What I really liked was the analysis Siri performed across several files, analyzing which would be the better solution. I think most shoppers would open up multiple Web tabs and ask an AI to perform the same comparison, which Microsoft Edge can now do.
But Apple’s demonstration showed how such comparisons could be performed locally, with an emphasis on privacy and local intelligence. That’s something that consumers seem to like about ChatGPT, Google Gemini, and others: the ability to make sense and provide assistance to solve problems with a lot of moving parts.

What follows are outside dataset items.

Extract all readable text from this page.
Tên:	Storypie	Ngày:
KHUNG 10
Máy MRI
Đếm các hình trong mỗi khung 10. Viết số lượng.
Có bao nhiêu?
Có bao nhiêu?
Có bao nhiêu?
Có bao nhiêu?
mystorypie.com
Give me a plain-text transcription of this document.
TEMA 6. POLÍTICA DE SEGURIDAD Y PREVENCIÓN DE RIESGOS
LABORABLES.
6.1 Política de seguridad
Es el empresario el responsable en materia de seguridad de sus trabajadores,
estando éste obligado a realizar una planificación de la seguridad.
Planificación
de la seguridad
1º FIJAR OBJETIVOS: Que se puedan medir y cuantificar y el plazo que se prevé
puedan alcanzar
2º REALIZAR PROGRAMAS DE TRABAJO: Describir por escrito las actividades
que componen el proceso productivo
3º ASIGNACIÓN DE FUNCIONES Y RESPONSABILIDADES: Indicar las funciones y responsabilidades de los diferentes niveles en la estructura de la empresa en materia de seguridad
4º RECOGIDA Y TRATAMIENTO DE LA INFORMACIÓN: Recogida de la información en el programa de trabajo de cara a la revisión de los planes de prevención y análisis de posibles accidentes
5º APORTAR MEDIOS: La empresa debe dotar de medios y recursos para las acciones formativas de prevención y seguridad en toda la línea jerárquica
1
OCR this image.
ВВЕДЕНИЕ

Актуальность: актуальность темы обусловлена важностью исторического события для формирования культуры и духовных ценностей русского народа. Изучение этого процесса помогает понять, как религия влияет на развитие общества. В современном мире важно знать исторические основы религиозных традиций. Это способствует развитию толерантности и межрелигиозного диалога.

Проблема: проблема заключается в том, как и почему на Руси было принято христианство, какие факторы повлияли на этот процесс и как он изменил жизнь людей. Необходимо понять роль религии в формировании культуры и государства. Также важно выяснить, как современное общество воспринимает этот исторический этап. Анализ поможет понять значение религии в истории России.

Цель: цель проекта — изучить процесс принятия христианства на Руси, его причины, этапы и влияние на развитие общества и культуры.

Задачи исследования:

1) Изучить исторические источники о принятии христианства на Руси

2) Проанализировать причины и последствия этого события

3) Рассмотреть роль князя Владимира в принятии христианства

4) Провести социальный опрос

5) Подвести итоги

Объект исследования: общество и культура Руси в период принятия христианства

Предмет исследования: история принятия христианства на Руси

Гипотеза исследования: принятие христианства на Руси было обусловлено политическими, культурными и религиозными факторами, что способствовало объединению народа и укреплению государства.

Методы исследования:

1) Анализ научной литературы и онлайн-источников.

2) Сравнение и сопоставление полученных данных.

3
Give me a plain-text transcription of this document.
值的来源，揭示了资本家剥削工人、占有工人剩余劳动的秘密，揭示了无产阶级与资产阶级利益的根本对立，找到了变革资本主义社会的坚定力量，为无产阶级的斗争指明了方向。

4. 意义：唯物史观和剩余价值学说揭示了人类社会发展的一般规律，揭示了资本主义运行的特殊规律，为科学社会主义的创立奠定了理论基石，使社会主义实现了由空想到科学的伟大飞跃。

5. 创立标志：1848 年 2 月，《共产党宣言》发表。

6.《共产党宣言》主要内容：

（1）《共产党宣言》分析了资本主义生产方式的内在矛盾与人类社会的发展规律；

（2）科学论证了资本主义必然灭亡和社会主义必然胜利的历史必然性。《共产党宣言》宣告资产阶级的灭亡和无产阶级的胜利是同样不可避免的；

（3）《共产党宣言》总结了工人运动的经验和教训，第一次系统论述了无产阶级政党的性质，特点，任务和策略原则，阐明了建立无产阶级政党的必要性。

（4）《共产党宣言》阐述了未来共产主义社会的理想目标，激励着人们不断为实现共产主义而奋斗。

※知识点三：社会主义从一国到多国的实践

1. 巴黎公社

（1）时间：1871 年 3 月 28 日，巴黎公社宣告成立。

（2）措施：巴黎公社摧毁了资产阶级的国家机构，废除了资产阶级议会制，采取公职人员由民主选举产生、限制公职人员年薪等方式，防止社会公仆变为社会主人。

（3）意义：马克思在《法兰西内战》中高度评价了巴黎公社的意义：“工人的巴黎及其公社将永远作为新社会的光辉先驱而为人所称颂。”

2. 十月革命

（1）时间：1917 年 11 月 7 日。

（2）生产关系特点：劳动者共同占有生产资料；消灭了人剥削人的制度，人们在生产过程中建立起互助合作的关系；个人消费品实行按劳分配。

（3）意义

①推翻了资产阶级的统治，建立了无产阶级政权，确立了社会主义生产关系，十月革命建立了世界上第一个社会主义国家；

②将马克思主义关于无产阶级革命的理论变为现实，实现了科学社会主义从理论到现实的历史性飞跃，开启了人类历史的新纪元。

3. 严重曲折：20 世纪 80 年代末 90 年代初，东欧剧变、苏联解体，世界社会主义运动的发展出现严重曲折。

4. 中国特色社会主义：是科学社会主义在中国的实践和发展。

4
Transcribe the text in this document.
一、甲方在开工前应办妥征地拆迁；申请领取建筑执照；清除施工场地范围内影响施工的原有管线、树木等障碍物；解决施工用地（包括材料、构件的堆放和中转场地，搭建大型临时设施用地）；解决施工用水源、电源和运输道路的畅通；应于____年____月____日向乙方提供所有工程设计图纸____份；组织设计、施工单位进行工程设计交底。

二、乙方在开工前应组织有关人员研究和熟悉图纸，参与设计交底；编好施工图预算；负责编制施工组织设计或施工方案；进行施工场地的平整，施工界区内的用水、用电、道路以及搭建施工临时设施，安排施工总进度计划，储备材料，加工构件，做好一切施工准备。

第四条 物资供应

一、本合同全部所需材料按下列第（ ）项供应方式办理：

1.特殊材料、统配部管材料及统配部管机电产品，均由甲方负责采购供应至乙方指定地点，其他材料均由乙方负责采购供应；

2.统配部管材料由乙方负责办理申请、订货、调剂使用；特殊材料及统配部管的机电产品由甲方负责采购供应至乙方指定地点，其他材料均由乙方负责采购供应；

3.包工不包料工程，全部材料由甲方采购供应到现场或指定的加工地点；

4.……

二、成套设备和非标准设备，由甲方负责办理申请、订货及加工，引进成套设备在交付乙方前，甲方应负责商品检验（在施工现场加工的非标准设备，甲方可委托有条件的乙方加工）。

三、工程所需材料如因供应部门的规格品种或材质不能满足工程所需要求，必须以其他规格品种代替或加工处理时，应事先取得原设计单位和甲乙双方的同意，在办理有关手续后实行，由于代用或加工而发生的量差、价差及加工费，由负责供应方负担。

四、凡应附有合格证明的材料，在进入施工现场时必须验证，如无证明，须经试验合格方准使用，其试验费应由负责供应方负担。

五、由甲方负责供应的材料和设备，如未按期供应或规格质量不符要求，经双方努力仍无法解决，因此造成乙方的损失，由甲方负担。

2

There’s a PR element to it all, too.
One of Apple’s great strengths is its ability to frame the problem. Time and again, Apple showed how Siri could hunt down and discover the proper result to even a vague request, digging through messages and email. And Microsoft can do that!
But instead of poring through stored messages, Microsoft’s Windows Recall used screenshots instead. Recall might have worked, but Microsoft fumbled the ball by not locking down the stored screenshots, which already had the smell of spyware from the beginning.
In Apple’s ecosystem, slurping up that data is perceived as a positive. In the Windows world, however, people start grabbing torches and pitchforks.
In Apple’s world, integrating Siri, which acknowledges a request and provides results, is seen as a good thing. But when Microsoft takes a user’s request for additional context and launches Copilot, it’s seen as an intrusion. Apple has one Siri; Microsoft has…many.
Still, for all of the snark that Apple deserved for being late to the AI party, you have to give it credit for leaning heavily on what small, local, private AI models can do. The Windows world erupts when the operating system or Copilot flags a new feature or offers to help. But the new Siri, backed by Apple Intelligence, goes to show what Windows can and should look like—if Microsoft could ever pull it off.